Ao terminar seu mestrado em enologia em Davis, na Califórnia, em 1978, foi logo contratado por Robert Mondavi para trabalhar na vinícola que era referência de qualidade na época. Três anos depois foi deslocado para trabalhar em um projeto inovador do grupo, Opus One, a primeira joint-venture entre um 1er. Cru Classé de Bordeaux (Mouton-Rothschild) e uma vinícola do Novo Mundo.
Desde a safra inaugural, Opus One recebeu os louros da crítica e em 1985 Hobbs foi contratado pela também californiana Simi. Em 1988, foi para a Argentina visitar a vinícola da família de seu colega de universidade Jorge Catena (irmão mais novo de Nicolás Catena).
Ali a página da Malbec se abriu na vida do enólogo. Com a consultoria para Catena, ganhou experiência com a variedade e contatos na região. Assim criou sua segunda vinícola em 1999, a Viña Cobos, praticamente ao lado de Catena. Na California, Hobbs já tinha criado Paul Hobbs Winery em 1991.

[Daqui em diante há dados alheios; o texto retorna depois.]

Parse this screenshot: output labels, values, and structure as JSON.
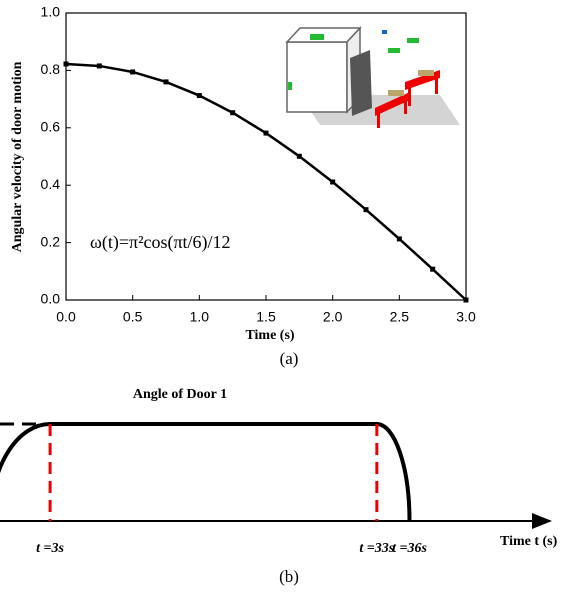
{
  "chart_data": [
    {
      "type": "line",
      "x_label": "Time (s)",
      "y_label": "Angular velocity of door motion",
      "annotation": "ω(t)=π²cos(πt/6)/12",
      "panel_label": "(a)",
      "x": [
        0,
        0.25,
        0.5,
        0.75,
        1.0,
        1.25,
        1.5,
        1.75,
        2.0,
        2.25,
        2.5,
        2.75,
        3.0
      ],
      "values": [
        0.8225,
        0.8155,
        0.7945,
        0.7599,
        0.7123,
        0.6525,
        0.5816,
        0.5007,
        0.4112,
        0.3147,
        0.2129,
        0.1074,
        0
      ],
      "color": "#000000",
      "xlim": [
        0,
        3
      ],
      "ylim": [
        0,
        1
      ],
      "xticks": [
        {
          "value": 0,
          "label": "0.0"
        },
        0.5,
        {
          "value": 1,
          "label": "1.0"
        },
        1.5,
        {
          "value": 2,
          "label": "2.0"
        },
        2.5,
        {
          "value": 3,
          "label": "3.0"
        }
      ],
      "yticks": [
        {
          "value": 0,
          "label": "0.0"
        },
        0.2,
        0.4,
        0.6,
        0.8,
        {
          "value": 1,
          "label": "1.0"
        }
      ]
    },
    {
      "type": "schematic",
      "title": "Angle of Door 1",
      "x_label": "Time t (s)",
      "panel_label": "(b)",
      "xlim": [
        -1.6,
        48.9
      ],
      "xticks": [
        {
          "value": 3,
          "label": "t =3s"
        },
        {
          "value": 33,
          "label": "t =33s"
        },
        {
          "value": 36,
          "label": "t =36s"
        }
      ]
    }
  ]
}
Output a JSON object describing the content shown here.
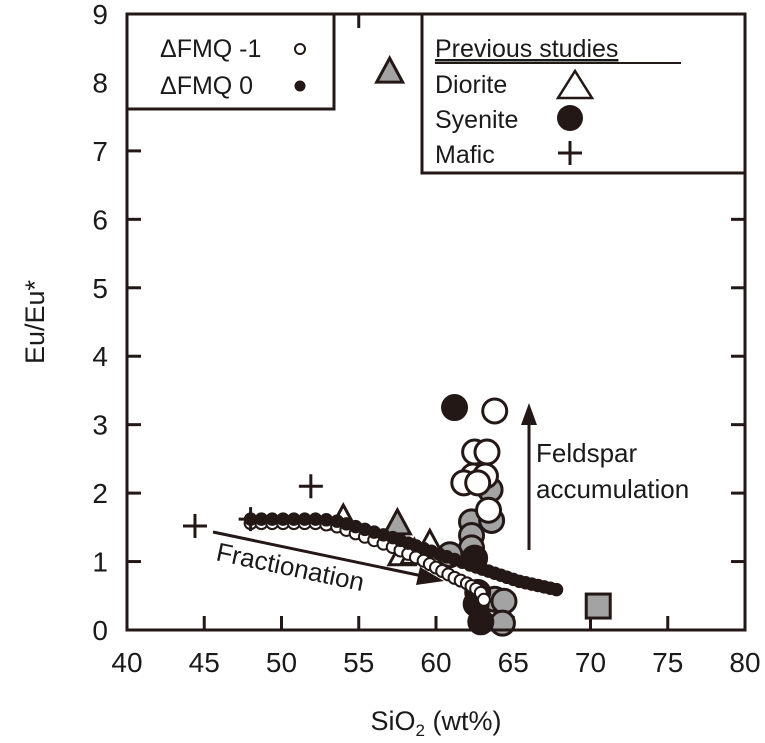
{
  "chart_data": {
    "type": "scatter",
    "title": "",
    "xlabel": "SiO2 (wt%)",
    "xlabel_main": "SiO",
    "xlabel_sub": "2",
    "xlabel_rest": " (wt%)",
    "ylabel": "Eu/Eu*",
    "xlim": [
      40,
      80
    ],
    "ylim": [
      0,
      9
    ],
    "x_ticks": [
      "40",
      "45",
      "50",
      "55",
      "60",
      "65",
      "70",
      "75",
      "80"
    ],
    "y_ticks": [
      "0",
      "1",
      "2",
      "3",
      "4",
      "5",
      "6",
      "7",
      "8",
      "9"
    ],
    "grid": false,
    "legend_model": {
      "entries": [
        {
          "label": "ΔFMQ -1",
          "marker": "open-circle-small"
        },
        {
          "label": "ΔFMQ 0",
          "marker": "filled-circle-small"
        }
      ],
      "position": "top-left"
    },
    "legend_previous": {
      "title": "Previous studies",
      "entries": [
        {
          "label": "Diorite",
          "marker": "open-triangle"
        },
        {
          "label": "Syenite",
          "marker": "filled-circle"
        },
        {
          "label": "Mafic",
          "marker": "plus"
        }
      ],
      "position": "top-right"
    },
    "annotations": [
      {
        "text": "Fractionation",
        "arrow_from": [
          45.5,
          1.45
        ],
        "arrow_to": [
          59.5,
          0.75
        ]
      },
      {
        "text": "Feldspar",
        "text2": "accumulation",
        "arrow_from": [
          66,
          1.2
        ],
        "arrow_to": [
          66,
          3.3
        ]
      }
    ],
    "series": [
      {
        "name": "ΔFMQ 0 model",
        "marker": "filled-circle-small",
        "color": "#231815",
        "x": [
          48.0,
          48.7,
          49.4,
          50.1,
          50.8,
          51.5,
          52.2,
          52.9,
          53.6,
          54.2,
          54.8,
          55.4,
          56.0,
          56.6,
          57.2,
          57.7,
          58.2,
          58.7,
          59.2,
          59.7,
          60.2,
          60.7,
          61.2,
          61.7,
          62.2,
          62.6,
          63.0,
          63.4,
          63.8,
          64.2,
          64.6,
          65.0,
          65.4,
          65.8,
          66.2,
          66.6,
          67.0,
          67.4,
          67.8
        ],
        "y": [
          1.62,
          1.62,
          1.62,
          1.62,
          1.62,
          1.62,
          1.62,
          1.61,
          1.59,
          1.55,
          1.51,
          1.47,
          1.43,
          1.39,
          1.35,
          1.31,
          1.27,
          1.23,
          1.19,
          1.15,
          1.11,
          1.07,
          1.03,
          0.99,
          0.95,
          0.92,
          0.89,
          0.86,
          0.83,
          0.8,
          0.77,
          0.74,
          0.71,
          0.69,
          0.67,
          0.65,
          0.63,
          0.61,
          0.59
        ]
      },
      {
        "name": "ΔFMQ -1 model",
        "marker": "open-circle-small",
        "color": "#ffffff",
        "x": [
          48.0,
          48.7,
          49.4,
          50.1,
          50.8,
          51.5,
          52.2,
          52.9,
          53.6,
          54.2,
          54.8,
          55.4,
          56.0,
          56.6,
          57.2,
          57.7,
          58.2,
          58.7,
          59.2,
          59.6,
          60.0,
          60.4,
          60.8,
          61.2,
          61.6,
          62.0,
          62.3,
          62.6,
          62.9,
          63.1
        ],
        "y": [
          1.62,
          1.62,
          1.62,
          1.62,
          1.62,
          1.62,
          1.62,
          1.6,
          1.57,
          1.52,
          1.47,
          1.42,
          1.37,
          1.32,
          1.27,
          1.22,
          1.17,
          1.12,
          1.07,
          1.02,
          0.97,
          0.92,
          0.87,
          0.82,
          0.78,
          0.74,
          0.7,
          0.66,
          0.6,
          0.5
        ]
      },
      {
        "name": "Samples ΔFMQ 0 (large)",
        "marker": "filled-circle-large",
        "color": "#231815",
        "x": [
          61.2,
          62.5,
          62.7,
          62.9,
          62.6
        ],
        "y": [
          3.25,
          1.05,
          0.55,
          0.12,
          0.38
        ]
      },
      {
        "name": "Samples ΔFMQ -1 (large)",
        "marker": "open-circle-large",
        "color": "#ffffff",
        "x": [
          63.8,
          62.5,
          63.3,
          62.4,
          63.2,
          61.8,
          62.7,
          63.4
        ],
        "y": [
          3.2,
          2.6,
          2.6,
          2.25,
          2.25,
          2.15,
          2.15,
          1.75
        ]
      },
      {
        "name": "Samples (grey)",
        "marker": "grey-circle-large",
        "color": "#a3a3a3",
        "x": [
          63.5,
          62.3,
          63.6,
          62.3,
          62.3,
          63.8,
          64.4,
          64.3,
          60.9
        ],
        "y": [
          2.05,
          1.58,
          1.6,
          1.38,
          1.2,
          0.45,
          0.42,
          0.1,
          1.1
        ]
      },
      {
        "name": "Diorite",
        "marker": "open-triangle",
        "color": "#ffffff",
        "x": [
          54.0,
          57.8,
          58.6,
          59.6
        ],
        "y": [
          1.62,
          1.1,
          1.12,
          1.25
        ]
      },
      {
        "name": "Diorite (grey)",
        "marker": "grey-triangle",
        "color": "#a3a3a3",
        "x": [
          57.0,
          57.5
        ],
        "y": [
          8.15,
          1.55
        ]
      },
      {
        "name": "Mafic",
        "marker": "plus",
        "color": "#231815",
        "x": [
          44.4,
          48.0,
          51.9
        ],
        "y": [
          1.52,
          1.62,
          2.1
        ]
      },
      {
        "name": "Grey square",
        "marker": "grey-square",
        "color": "#a3a3a3",
        "x": [
          70.5
        ],
        "y": [
          0.35
        ]
      }
    ]
  },
  "labels": {
    "x_axis_title": "SiO2 (wt%)",
    "y_axis_title": "Eu/Eu*",
    "legend_model_1": "ΔFMQ -1",
    "legend_model_2": "ΔFMQ 0",
    "legend_prev_title": "Previous studies",
    "legend_prev_1": "Diorite",
    "legend_prev_2": "Syenite",
    "legend_prev_3": "Mafic",
    "annot_fractionation": "Fractionation",
    "annot_feldspar_1": "Feldspar",
    "annot_feldspar_2": "accumulation"
  },
  "colors": {
    "ink": "#231815",
    "grey_fill": "#a3a3a3",
    "background": "#ffffff"
  }
}
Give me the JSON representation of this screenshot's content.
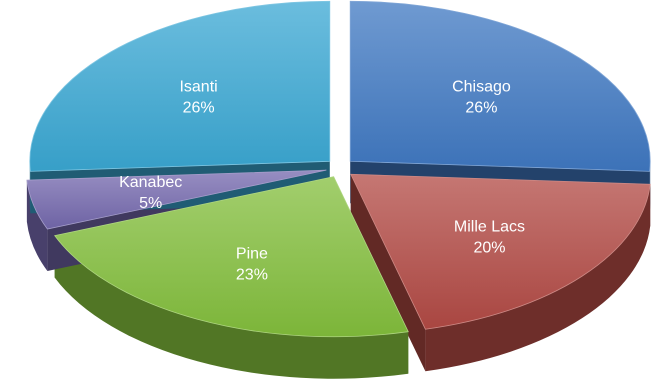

“Conhecia a Malbec pela literatura, por já ter sido a variedade dominante em Bordeaux antes da filoxera. E encontrar as matrizes que vieram da França antes do ataque da praga na Argentina foi algo fantástico”, recorda o enólogo ao falar das vinhas velhas e não enxertadas que encontrou em Mendoza.
Em Cobos conseguiu a mesma projeção que conquistara em sua vinícola californiana, onde coleciona 5 vinhos com 100 pontos de Robert Parker, todos Cabernet Sauvignon, dos vinhedos To Kalon e Dr. Crane. Cobos Malbec 2011 foi o primeiro vinho argentino a ganhar 100 pontos de um crítico internacional, James Suckling e repetiu o mesmo resultado com a safra de 2019.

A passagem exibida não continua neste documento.